My hits are way up for Castles & Crusades articles. I suppose this game is not "really" in the OSR, and many are using it as a replacement for 5E. I can see why, it is quick, simple, does the "D&D thing" and does not require much in the way of computerized support.
I am beginning to feel that if your game requires an application to design characters, then you are no longer a pen-and-paper role-playing game. You are a wannabe computer game that lacks application code and a GUI. If you had the budget to make a computer game, that is where you would be; instead, you load the complexity of designing software onto other companies or the community.
Sunk costs can do amazing things, like get the community to write application software for you for free.
Castles & Crusades needs none of that. I can create a character in 5 minutes on a piece of notebook paper. My group does not need a "session zero" since we are playing in about 15 minutes. Any game that needs a "session zero" where it takes 8 hours to design characters has a serious design flaw; it is offloading unneeded work onto the players.
Imagine Monopoly taking 8 hours of session prep.
You would get a subset of players who love to go into autistic detail, trying to justify why setting your firm's "bank interest rate" and "subprime mortgage exposure" are needed details for Advanced Monopoly, along with 200 other financial factors you need to calculate for your firm. Not to mention the need for a collection of character cards for your firm's personnel and their salaries, along with going through several hiring phases.

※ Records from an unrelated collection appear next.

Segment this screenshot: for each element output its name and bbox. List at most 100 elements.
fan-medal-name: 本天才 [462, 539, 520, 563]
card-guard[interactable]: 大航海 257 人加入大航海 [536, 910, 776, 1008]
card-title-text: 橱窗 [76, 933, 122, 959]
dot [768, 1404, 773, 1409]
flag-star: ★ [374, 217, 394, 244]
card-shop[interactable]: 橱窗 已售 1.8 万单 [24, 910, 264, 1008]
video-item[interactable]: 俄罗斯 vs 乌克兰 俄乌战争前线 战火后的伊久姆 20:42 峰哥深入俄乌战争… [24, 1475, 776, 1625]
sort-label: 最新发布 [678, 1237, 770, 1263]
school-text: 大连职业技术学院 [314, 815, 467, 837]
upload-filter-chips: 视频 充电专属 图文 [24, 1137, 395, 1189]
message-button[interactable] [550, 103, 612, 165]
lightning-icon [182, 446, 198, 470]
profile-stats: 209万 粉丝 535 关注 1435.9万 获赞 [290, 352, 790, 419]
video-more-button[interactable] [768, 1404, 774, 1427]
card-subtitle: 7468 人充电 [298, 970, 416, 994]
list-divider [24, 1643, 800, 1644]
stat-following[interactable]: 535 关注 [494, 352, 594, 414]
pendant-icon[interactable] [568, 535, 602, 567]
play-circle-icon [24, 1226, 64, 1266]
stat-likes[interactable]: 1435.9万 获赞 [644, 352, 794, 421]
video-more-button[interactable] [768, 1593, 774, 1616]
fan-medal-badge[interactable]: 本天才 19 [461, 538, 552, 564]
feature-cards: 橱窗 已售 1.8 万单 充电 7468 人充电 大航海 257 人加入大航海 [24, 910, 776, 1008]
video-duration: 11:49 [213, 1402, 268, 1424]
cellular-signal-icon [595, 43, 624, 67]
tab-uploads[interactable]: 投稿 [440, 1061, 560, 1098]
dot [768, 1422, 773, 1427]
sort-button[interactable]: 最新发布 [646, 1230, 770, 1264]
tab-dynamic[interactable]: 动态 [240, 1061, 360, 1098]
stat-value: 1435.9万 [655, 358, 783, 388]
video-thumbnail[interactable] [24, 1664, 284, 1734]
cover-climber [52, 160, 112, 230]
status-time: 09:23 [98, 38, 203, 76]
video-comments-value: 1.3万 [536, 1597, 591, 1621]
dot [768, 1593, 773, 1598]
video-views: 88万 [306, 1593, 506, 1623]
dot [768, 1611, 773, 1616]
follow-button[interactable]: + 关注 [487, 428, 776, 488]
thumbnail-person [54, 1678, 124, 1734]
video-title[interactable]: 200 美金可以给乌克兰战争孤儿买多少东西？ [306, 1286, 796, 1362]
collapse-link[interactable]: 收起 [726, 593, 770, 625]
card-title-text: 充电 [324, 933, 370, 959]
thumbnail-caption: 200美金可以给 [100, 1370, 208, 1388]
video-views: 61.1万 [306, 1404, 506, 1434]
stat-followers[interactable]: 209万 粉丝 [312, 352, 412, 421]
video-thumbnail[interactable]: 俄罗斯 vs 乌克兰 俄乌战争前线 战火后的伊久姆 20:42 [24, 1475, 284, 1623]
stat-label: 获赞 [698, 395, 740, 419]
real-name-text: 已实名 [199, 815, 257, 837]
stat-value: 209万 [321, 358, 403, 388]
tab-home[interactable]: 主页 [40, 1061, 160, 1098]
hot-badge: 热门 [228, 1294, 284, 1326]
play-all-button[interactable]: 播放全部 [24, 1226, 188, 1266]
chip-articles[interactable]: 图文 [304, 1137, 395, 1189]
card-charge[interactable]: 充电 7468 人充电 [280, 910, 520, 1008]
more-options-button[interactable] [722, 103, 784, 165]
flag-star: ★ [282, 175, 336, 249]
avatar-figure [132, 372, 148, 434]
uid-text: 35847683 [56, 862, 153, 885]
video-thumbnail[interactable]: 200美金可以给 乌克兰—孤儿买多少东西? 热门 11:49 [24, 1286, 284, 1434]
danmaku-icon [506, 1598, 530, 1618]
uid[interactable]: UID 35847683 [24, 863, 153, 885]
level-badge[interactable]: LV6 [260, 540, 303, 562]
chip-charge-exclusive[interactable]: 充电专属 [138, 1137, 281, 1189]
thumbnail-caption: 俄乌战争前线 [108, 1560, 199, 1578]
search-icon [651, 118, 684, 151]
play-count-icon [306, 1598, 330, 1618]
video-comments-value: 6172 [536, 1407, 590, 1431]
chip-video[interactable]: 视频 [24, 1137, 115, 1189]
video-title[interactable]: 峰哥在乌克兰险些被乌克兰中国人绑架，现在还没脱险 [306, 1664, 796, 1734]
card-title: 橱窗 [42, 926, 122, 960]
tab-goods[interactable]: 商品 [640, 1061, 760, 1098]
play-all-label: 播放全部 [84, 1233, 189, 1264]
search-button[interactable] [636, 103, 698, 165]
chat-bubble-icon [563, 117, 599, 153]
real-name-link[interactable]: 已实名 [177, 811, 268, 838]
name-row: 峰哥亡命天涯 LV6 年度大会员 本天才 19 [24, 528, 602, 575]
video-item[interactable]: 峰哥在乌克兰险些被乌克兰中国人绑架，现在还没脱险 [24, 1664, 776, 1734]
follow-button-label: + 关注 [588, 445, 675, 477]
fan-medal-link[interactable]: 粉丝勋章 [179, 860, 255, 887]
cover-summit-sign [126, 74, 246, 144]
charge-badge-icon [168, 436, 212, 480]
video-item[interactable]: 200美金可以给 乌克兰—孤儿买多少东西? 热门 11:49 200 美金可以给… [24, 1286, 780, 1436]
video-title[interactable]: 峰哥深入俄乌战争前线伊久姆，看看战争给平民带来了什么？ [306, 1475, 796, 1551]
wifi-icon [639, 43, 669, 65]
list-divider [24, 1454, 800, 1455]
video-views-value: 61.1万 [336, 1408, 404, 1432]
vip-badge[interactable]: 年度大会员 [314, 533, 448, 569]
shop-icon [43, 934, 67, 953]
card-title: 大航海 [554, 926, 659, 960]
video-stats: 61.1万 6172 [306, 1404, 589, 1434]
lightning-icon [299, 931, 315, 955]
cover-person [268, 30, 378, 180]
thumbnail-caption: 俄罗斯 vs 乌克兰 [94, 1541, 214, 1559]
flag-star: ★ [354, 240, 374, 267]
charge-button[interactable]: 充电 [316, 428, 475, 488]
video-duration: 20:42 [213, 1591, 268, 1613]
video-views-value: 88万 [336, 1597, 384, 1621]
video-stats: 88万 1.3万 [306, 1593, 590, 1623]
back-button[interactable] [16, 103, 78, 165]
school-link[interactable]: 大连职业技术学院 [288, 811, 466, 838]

You need three hours to set up the city's economic status indicators and the city government, since that affects housing and building, too. Along with the country's broader economic context, the optional Wall Street expansion gives you an add-on board that lets you play the market, the Federal Reserve expansion board simulates the economy, and the Futures Market board simulates another part of the economy. By the time we get to the Big Oil and Auto Industry boards, we are left wondering why the focus on building houses on Baltic Avenue has been lost in the shuffle.
That reminds me of a certain game....
D&D has gotten too detailed and complicated. It rivals GURPS in complexity. With C&C, dungeon crawling is a game again that you can pick up and play. Without all that detail, subclass options, action types, and magical attacks, my characters feel more focused on "character and story" and less on "rules and builds."
No wonder hits are up for C&C.
You can play a dungeon game in a few hours, start to stop, and you don't need to be constantly sifting through rules. This is almost exactly like a 2d6 science fiction game, like Cepheus Engine. You can get started in 15 minutes, have characters good to go, and start playing in a future universe quickly and without endless rules reference.
These massive games have a shelf life of 7-10 years, and then they collapse and die under their own weight when people no longer have time for them. While they are hot, they are fun. When the bubble bursts, we are left with piles of books and cardboard pieces that people no longer have the time to play with. I still love my books and pieces, but a part of me knows the magic is gone and the era is over.
C&C has lasted so long because it is, at heart, a simple game.
Simple games endure much longer than these games designed to be an all-encompassing lifestyle.